二人は久し振りの時間を楽しんでいた。会話は止まず、赤い果実酒はどんどん量を減らしていく。時間はあっという間に過ぎ、窓から射し込む陽射しは陰り始めた頃、ふいにリーザは口を噤み窓の外に顔を向けた。
「ソフィア。私は行くべき地に向かうわ」
「――――っ! いやっ! 行かないでよ、ずっと私の傍にいてよ」
幼い子供のようにイヤイヤと、ソフィアが我が儘を言う。リーザは母のように宥めるが、ソフィアの訴えは勢いを増していく。リーザの姿がしだいに霞んでいることを恐れて。
「ソフィア、貴女は生きている。過去に縛られたまま留まっていては駄目。前に進むの」
「リーザッ!」
泣きすがるソフィアの頬に、透き通った手が添えられる。
「ねえ、ソフィア。私は幸せだったわ。短い間だったけど貴女と暮らせて、貴女と時間を共にすることができて。そして、今も幸せよ。貴女の想いが伝わってくるから。……だから、貴女にも幸せになってほしいの。お願い……」
微笑みを浮かべ消えていく姿。その姿は、ハンスという男ではなく、ソフィアが愛したリーザという女性の姿だった。
「リーザ、……リーザ。行かないでよ……」
一人残されたソフィアは天を仰ぎ泣き続けた。
◇ ◇ ◇
リーザが去り、数日が過ぎた。その数日の間で、ソフィアの世界だけでなく、人々の世界も大きな変化を見せていた。
戦争が終わったのだ。
この報せに、世界中は沸いた。麓の町も歓喜に溢れ、以前のような賑わいを取り戻しつつあった。
人は強い。心が沈み、くじけそうになっても、やり直していく力を持っている。切っ掛けや時間は必要だが、笑顔は戻る。
そして、それはソフィアも同じだ。
ドアに鍵を掛け、大きな鞄を持ったソフィアが前に進む。二、三歩進んだところで歩みを止め、くるりと振り返り、数年暮らした家を見上げた。リーザと共に家族から逃げ出し、暮らし始めた丘の上の家。幸せと悲しみが詰まった大切な家。ソフィアは家に別れを告げると再び歩き始めた。
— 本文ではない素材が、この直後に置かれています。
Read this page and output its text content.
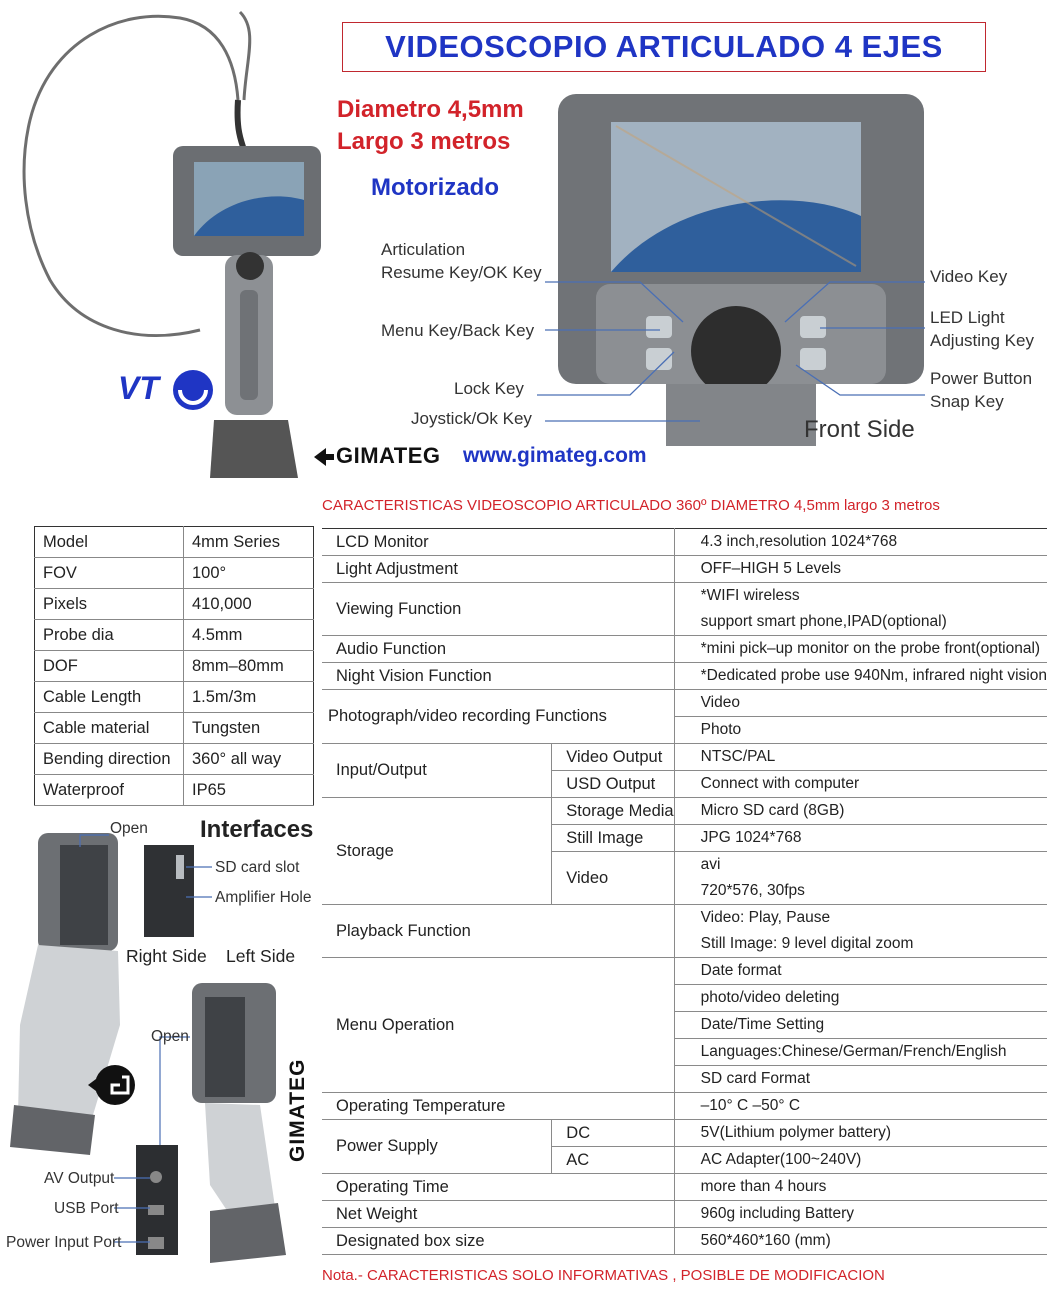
VIDEOSCOPIO ARTICULADO 4 EJES
Diametro 4,5mm
Largo 3 metros
Motorizado
VT
GIMATEG www.gimateg.com
Articulation
Resume Key/OK Key
Menu Key/Back Key
Lock Key
Joystick/Ok Key
Video Key
LED Light
Adjusting Key
Power Button
Snap Key
Front Side
CARACTERISTICAS VIDEOSCOPIO ARTICULADO 360º DIAMETRO 4,5mm largo 3 metros
Model	4mm Series
FOV	100°
Pixels	410,000
Probe dia	4.5mm
DOF	8mm–80mm
Cable Length	1.5m/3m
Cable material	Tungsten
Bending direction	360° all way
Waterproof	IP65
Open Interfaces
SD card slot
Amplifier Hole
Right Side Left Side
Open
AV Output
USB Port
Power Input Port
GIMATEG
LCD Monitor		4.3 inch,resolution 1024*768
Light Adjustment		OFF–HIGH 5 Levels
Viewing Function		*WIFI wireless
		support smart phone,IPAD(optional)
Audio Function		*mini pick–up monitor on the probe front(optional)
Night Vision Function		*Dedicated probe use 940Nm, infrared night vision
Photograph/video recording Functions		Video
		Photo
Input/Output	Video Output	NTSC/PAL
	USD Output	Connect with computer
Storage	Storage Media	Micro SD card (8GB)
	Still Image	JPG 1024*768
	Video	avi
		720*576, 30fps
Playback Function		Video: Play, Pause
		Still Image: 9 level digital zoom
Menu Operation		Date format
		photo/video deleting
		Date/Time Setting
		Languages:Chinese/German/French/English
		SD card Format
Operating Temperature		–10° C –50° C
Power Supply	DC	5V(Lithium polymer battery)
	AC	AC Adapter(100~240V)
Operating Time		more than 4 hours
Net Weight		960g including Battery
Designated box size		560*460*160 (mm)
Nota.- CARACTERISTICAS SOLO INFORMATIVAS , POSIBLE DE MODIFICACION
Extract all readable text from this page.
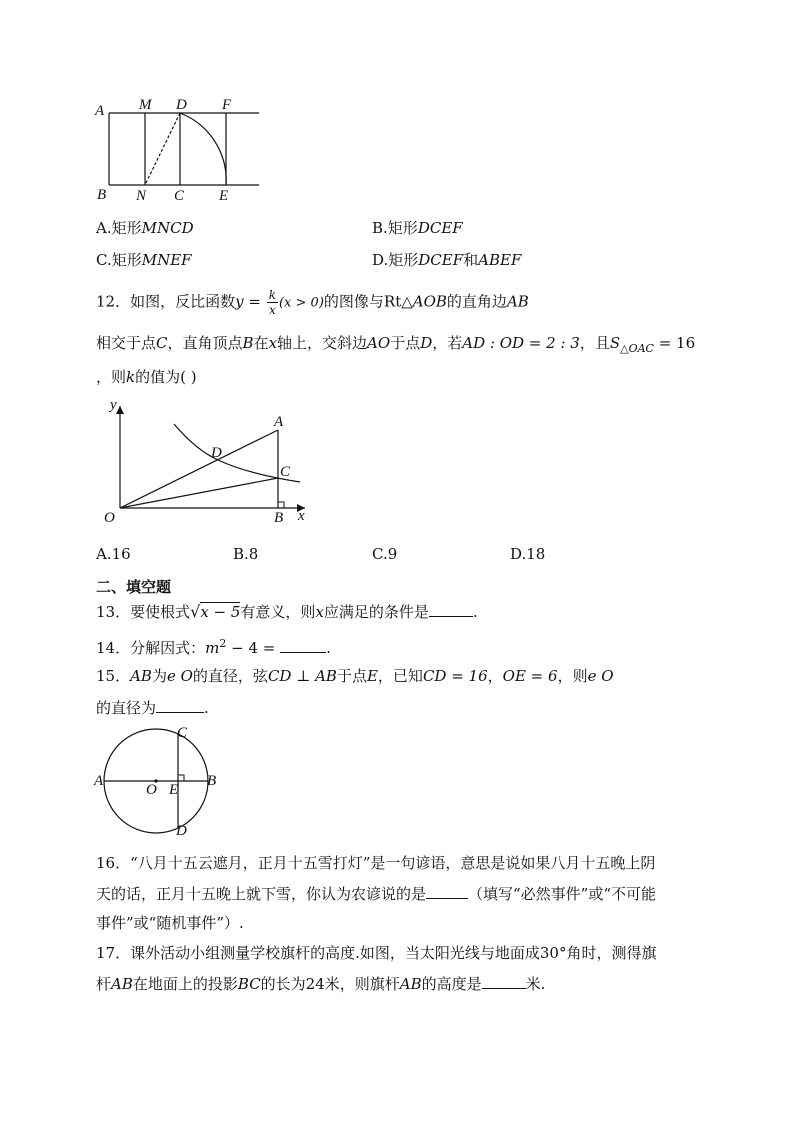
A M D F
B N C E
A.矩形MNCD	B.矩形DCEF
C.矩形MNEF	D.矩形DCEF和ABEF
12．如图，反比函数$y = \frac{k}{x} (x > 0)$的图像与Rt△AOB的直角边AB
相交于点C，直角顶点B在x轴上，交斜边AO于点D，若AD : OD = 2 : 3，且$S_{\triangle OAC} = 16$
，则k的值为( )
y
A
D
C
O	B x
A.16	B.8	C.9	D.18
二、填空题
13．要使根式√x − 5有意义，则x应满足的条件是	.
14．分解因式：$m^2 - 4$ =	.
15．AB为e O的直径，弦CD ⊥ AB于点E，已知CD = 16，OE = 6，则e O
的直径为	.
A
O E
B
C
D
16．“八月十五云遮月，正月十五雪打灯”是一句谚语，意思是说如果八月十五晚上阴
天的话，正月十五晚上就下雪，你认为农谚说的是	（填写“必然事件”或“不可能
事件”或“随机事件”）.
17．课外活动小组测量学校旗杆的高度.如图，当太阳光线与地面成30°角时，测得旗
杆AB在地面上的投影BC的长为24米，则旗杆AB的高度是	米.
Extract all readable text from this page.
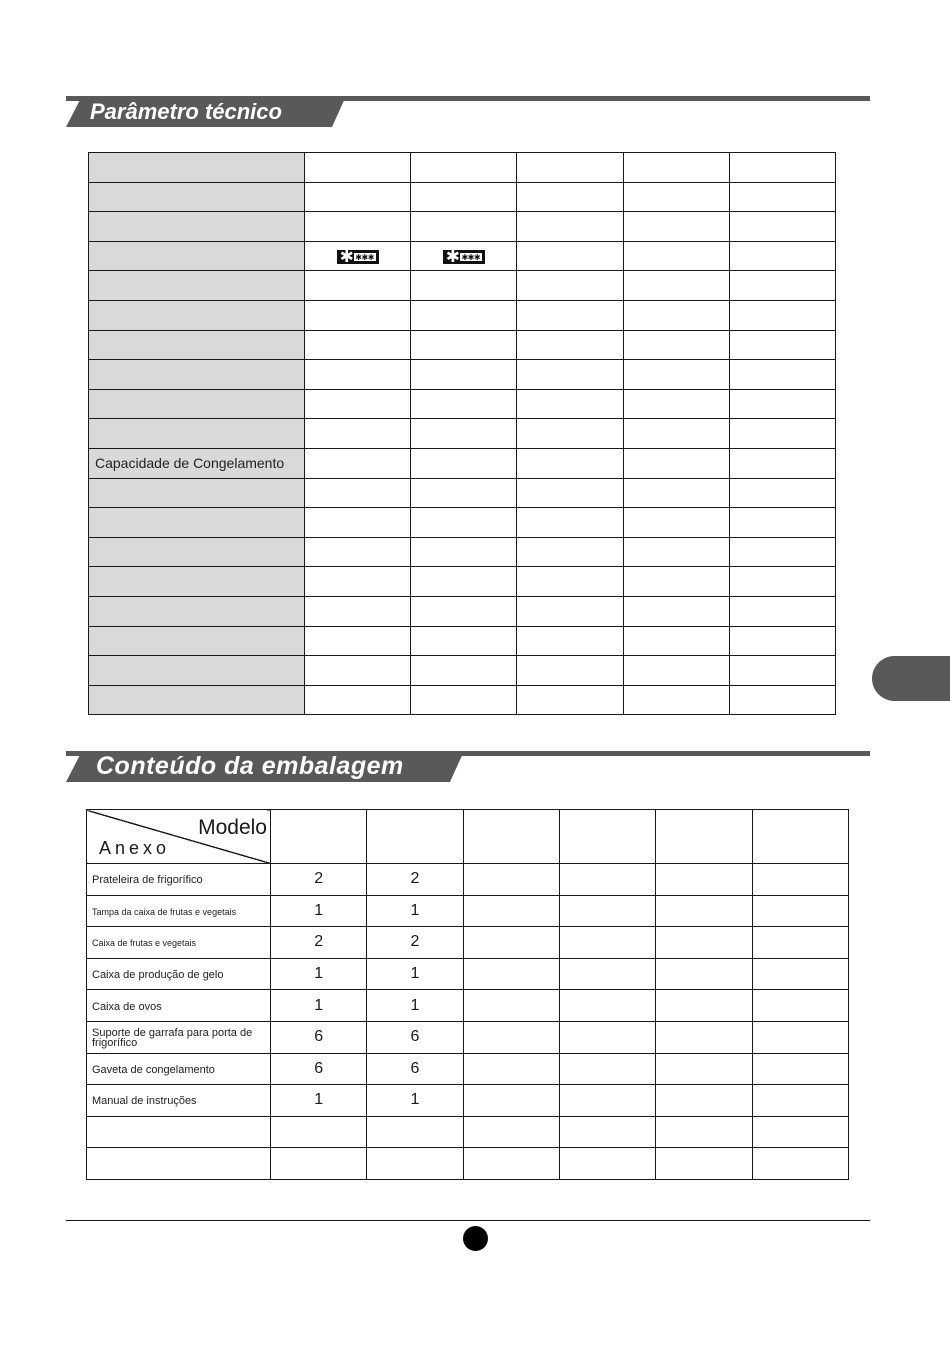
Parâmetro técnico

	✱ ✱✱✱	✱ ✱✱✱			

Capacidade de Congelamento					

Conteúdo da embalagem
Modelo
Anexo						

Prateleira de frigorífico	2	2				
Tampa da caixa de frutas e vegetais	1	1				
Caixa de frutas e vegetais	2	2				
Caixa de produção de gelo	1	1				
Caixa de ovos	1	1				
Suporte de garrafa para porta de frigorífico	6	6				
Gaveta de congelamento	6	6				
Manual de instruções	1	1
ソフィアは前に進む決意をした。過去に縛られるでもなく、逃げるでもなく、自分のための新しい未来を探すために。それで、先ずは町で住み込みの仕事を始めることにしたのだ。
「……雨?」
道を進み始めたソフィアの頬に、小さな雫が落ちる。見上げた先には青い空が広がり、今年最後の一頭であろう雲鯨が雄大に泳ぎ潮を吹いていた。
ソフィアは雲鯨を見上げ、祈りを捧げる。